Tzipi Livni arriving for the weekly Cabinet meeting in Jerusalem, July 21, 2013. (Uriel Sinai/Getty Images)

Tzipi Livni arriving for the weekly Cabinet meeting in Jerusalem, July 21, 2013. (Uriel Sinai/Getty Images)

(JTA) — British police asked Tzipi Livni to appear for an interview regarding war crimes allegations while she was Israeli foreign minister in 2008-2009.

Livni, who was headed to London for a conference convened by the Haaretz newspaper, received the summons on Thursday before leaving Israel, the newspaper reported on Sunday.

The summons was voluntary, and Livni declined it, but Israeli officials also took the precaution of arranging a meeting for her with British foreign office diplomats so her visit would be under cover of diplomatic immunity. Livni is now a member of the opposition Zionist Union faction in the Knesset.

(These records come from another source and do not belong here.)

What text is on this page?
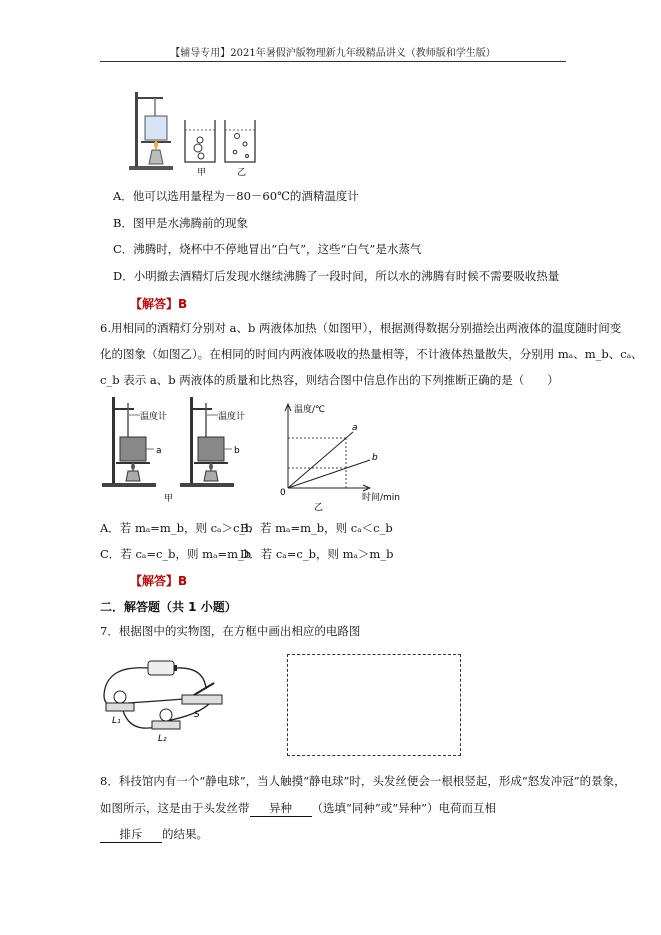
【辅导专用】2021年暑假沪版物理新九年级精品讲义（教师版和学生版）
甲	乙
A．他可以选用量程为－80－60℃的酒精温度计
B．图甲是水沸腾前的现象
C．沸腾时，烧杯中不停地冒出“白气”，这些“白气”是水蒸气
D．小明撤去酒精灯后发现水继续沸腾了一段时间，所以水的沸腾有时候不需要吸收热量
【解答】B
6.用相同的酒精灯分别对 a、b 两液体加热（如图甲），根据测得数据分别描绘出两液体的温度随时间变
化的图象（如图乙）。在相同的时间内两液体吸收的热量相等，不计液体热量散失，分别用 mₐ、m_b、cₐ、
c_b 表示 a、b 两液体的质量和比热容，则结合图中信息作出的下列推断正确的是（　　）
温度计
a
温度计
b
甲
温度/℃
时间/min
0
a
b
乙
A．若 mₐ=m_b，则 cₐ＞c_b
B．若 mₐ=m_b，则 cₐ＜c_b
C．若 cₐ=c_b，则 mₐ=m_b
D．若 cₐ=c_b，则 mₐ＞m_b
【解答】B
二．解答题（共 1 小题）
7．根据图中的实物图，在方框中画出相应的电路图
L₁
L₂
S
8．科技馆内有一个“静电球”，当人触摸“静电球”时，头发丝便会一根根竖起，形成“怒发冲冠”的景象，
如图所示，这是由于头发丝带 异种 （选填“同种”或“异种”）电荷而互相
排斥 的结果。
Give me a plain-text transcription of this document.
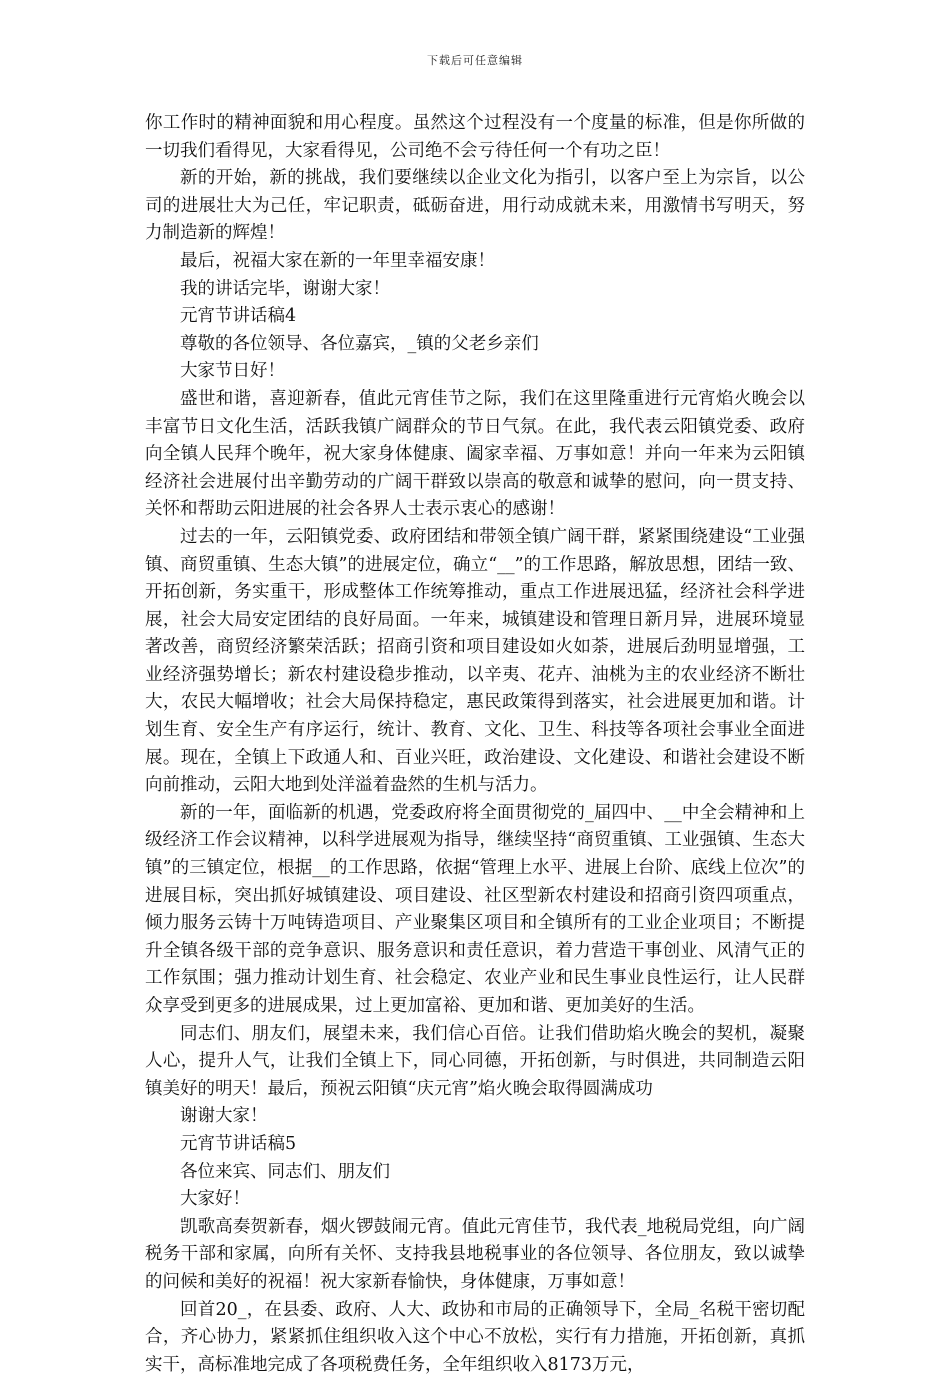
下载后可任意编辑

你工作时的精神面貌和用心程度。虽然这个过程没有一个度量的标准，但是你所做的一切我们看得见，大家看得见，公司绝不会亏待任何一个有功之臣！

新的开始，新的挑战，我们要继续以企业文化为指引，以客户至上为宗旨，以公司的进展壮大为己任，牢记职责，砥砺奋进，用行动成就未来，用激情书写明天，努力制造新的辉煌！

最后，祝福大家在新的一年里幸福安康！

我的讲话完毕，谢谢大家！

元宵节讲话稿4

尊敬的各位领导、各位嘉宾，_镇的父老乡亲们

大家节日好！

盛世和谐，喜迎新春，值此元宵佳节之际，我们在这里隆重进行元宵焰火晚会以丰富节日文化生活，活跃我镇广阔群众的节日气氛。在此，我代表云阳镇党委、政府向全镇人民拜个晚年，祝大家身体健康、阖家幸福、万事如意！并向一年来为云阳镇经济社会进展付出辛勤劳动的广阔干群致以崇高的敬意和诚挚的慰问，向一贯支持、关怀和帮助云阳进展的社会各界人士表示衷心的感谢！

过去的一年，云阳镇党委、政府团结和带领全镇广阔干群，紧紧围绕建设“工业强镇、商贸重镇、生态大镇”的进展定位，确立“__”的工作思路，解放思想，团结一致、开拓创新，务实重干，形成整体工作统筹推动，重点工作进展迅猛，经济社会科学进展，社会大局安定团结的良好局面。一年来，城镇建设和管理日新月异，进展环境显著改善，商贸经济繁荣活跃；招商引资和项目建设如火如荼，进展后劲明显增强，工业经济强势增长；新农村建设稳步推动，以辛夷、花卉、油桃为主的农业经济不断壮大，农民大幅增收；社会大局保持稳定，惠民政策得到落实，社会进展更加和谐。计划生育、安全生产有序运行，统计、教育、文化、卫生、科技等各项社会事业全面进展。现在，全镇上下政通人和、百业兴旺，政治建设、文化建设、和谐社会建设不断向前推动，云阳大地到处洋溢着盎然的生机与活力。

新的一年，面临新的机遇，党委政府将全面贯彻党的_届四中、__中全会精神和上级经济工作会议精神，以科学进展观为指导，继续坚持“商贸重镇、工业强镇、生态大镇”的三镇定位，根据__的工作思路，依据“管理上水平、进展上台阶、底线上位次”的进展目标，突出抓好城镇建设、项目建设、社区型新农村建设和招商引资四项重点，倾力服务云铸十万吨铸造项目、产业聚集区项目和全镇所有的工业企业项目；不断提升全镇各级干部的竞争意识、服务意识和责任意识，着力营造干事创业、风清气正的工作氛围；强力推动计划生育、社会稳定、农业产业和民生事业良性运行，让人民群众享受到更多的进展成果，过上更加富裕、更加和谐、更加美好的生活。

同志们、朋友们，展望未来，我们信心百倍。让我们借助焰火晚会的契机，凝聚人心，提升人气，让我们全镇上下，同心同德，开拓创新，与时俱进，共同制造云阳镇美好的明天！最后，预祝云阳镇“庆元宵”焰火晚会取得圆满成功

谢谢大家！

元宵节讲话稿5

各位来宾、同志们、朋友们

大家好！

凯歌高奏贺新春，烟火锣鼓闹元宵。值此元宵佳节，我代表_地税局党组，向广阔税务干部和家属，向所有关怀、支持我县地税事业的各位领导、各位朋友，致以诚挚的问候和美好的祝福！祝大家新春愉快，身体健康，万事如意！

回首20_，在县委、政府、人大、政协和市局的正确领导下，全局_名税干密切配合，齐心协力，紧紧抓住组织收入这个中心不放松，实行有力措施，开拓创新，真抓实干，高标准地完成了各项税费任务，全年组织收入8173万元，
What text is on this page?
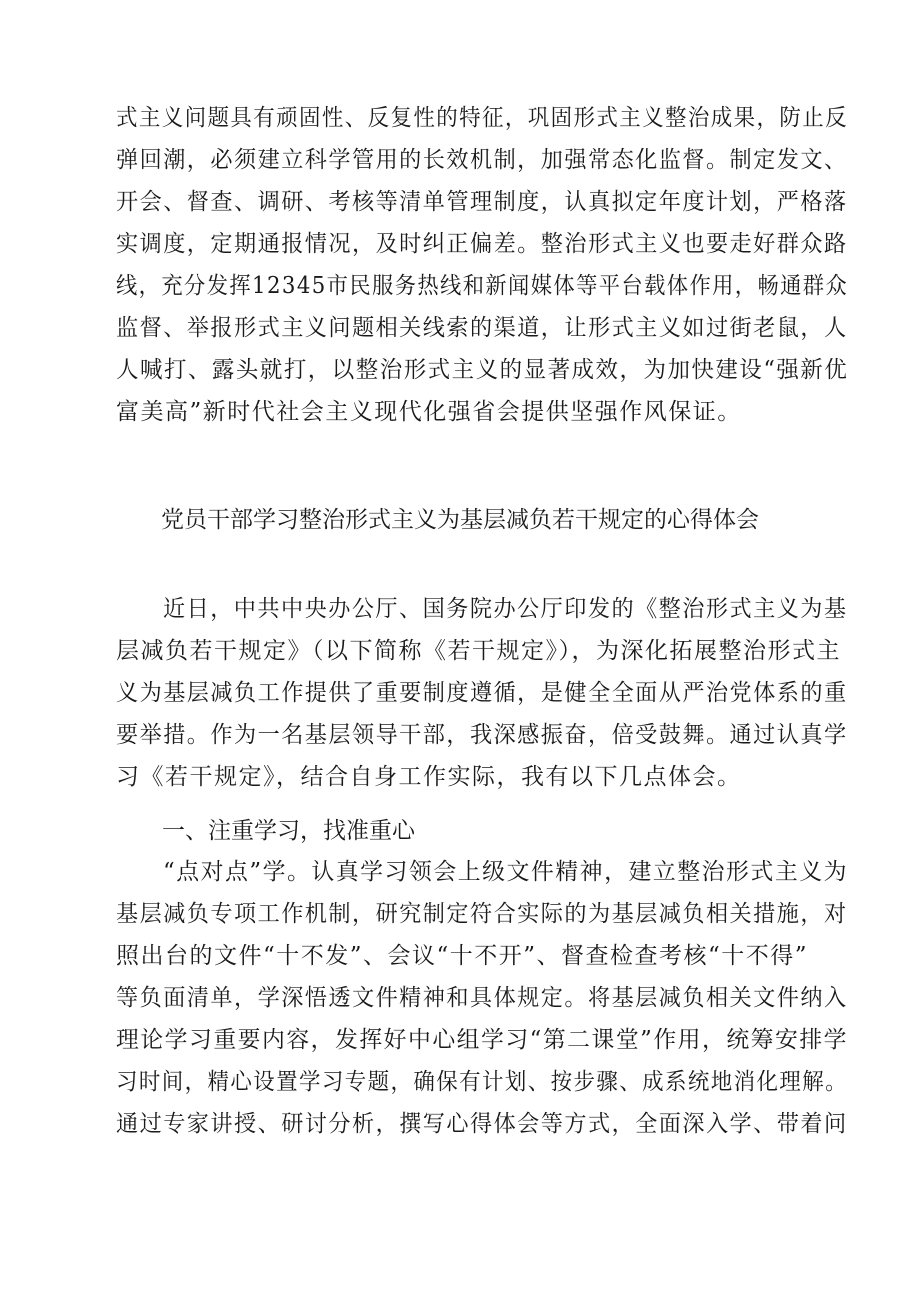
式主义问题具有顽固性、反复性的特征，巩固形式主义整治成果，防止反
弹回潮，必须建立科学管用的长效机制，加强常态化监督。制定发文、
开会、督查、调研、考核等清单管理制度，认真拟定年度计划，严格落
实调度，定期通报情况，及时纠正偏差。整治形式主义也要走好群众路
线，充分发挥12345市民服务热线和新闻媒体等平台载体作用，畅通群众
监督、举报形式主义问题相关线索的渠道，让形式主义如过街老鼠，人
人喊打、露头就打，以整治形式主义的显著成效，为加快建设“强新优
富美高”新时代社会主义现代化强省会提供坚强作风保证。
党员干部学习整治形式主义为基层减负若干规定的心得体会
近日，中共中央办公厅、国务院办公厅印发的《整治形式主义为基
层减负若干规定》（以下简称《若干规定》），为深化拓展整治形式主
义为基层减负工作提供了重要制度遵循，是健全全面从严治党体系的重
要举措。作为一名基层领导干部，我深感振奋，倍受鼓舞。通过认真学
习《若干规定》，结合自身工作实际，我有以下几点体会。
一、注重学习，找准重心
“点对点”学。认真学习领会上级文件精神，建立整治形式主义为
基层减负专项工作机制，研究制定符合实际的为基层减负相关措施，对
照出台的文件“十不发”、会议“十不开”、督查检查考核“十不得”
等负面清单，学深悟透文件精神和具体规定。将基层减负相关文件纳入
理论学习重要内容，发挥好中心组学习“第二课堂”作用，统筹安排学
习时间，精心设置学习专题，确保有计划、按步骤、成系统地消化理解。
通过专家讲授、研讨分析，撰写心得体会等方式，全面深入学、带着问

Livni, a member of the security cabinet during the 3008-2009 war between Israel and Hamas in Gaza, decried the threat of arrest by British police faced by senior Israeli officials who visit London. The police are acting on complaints filed by pro-Palestinian groups.

“The fact that Israeli decision-makers and army commanders are forced to participate in a ‘theater of the absurd’ when we come to London is something that is not acceptable,” she told Haaretz. “It’s not a personal issue, it’s a moral issue and this is something that needs to be changed.”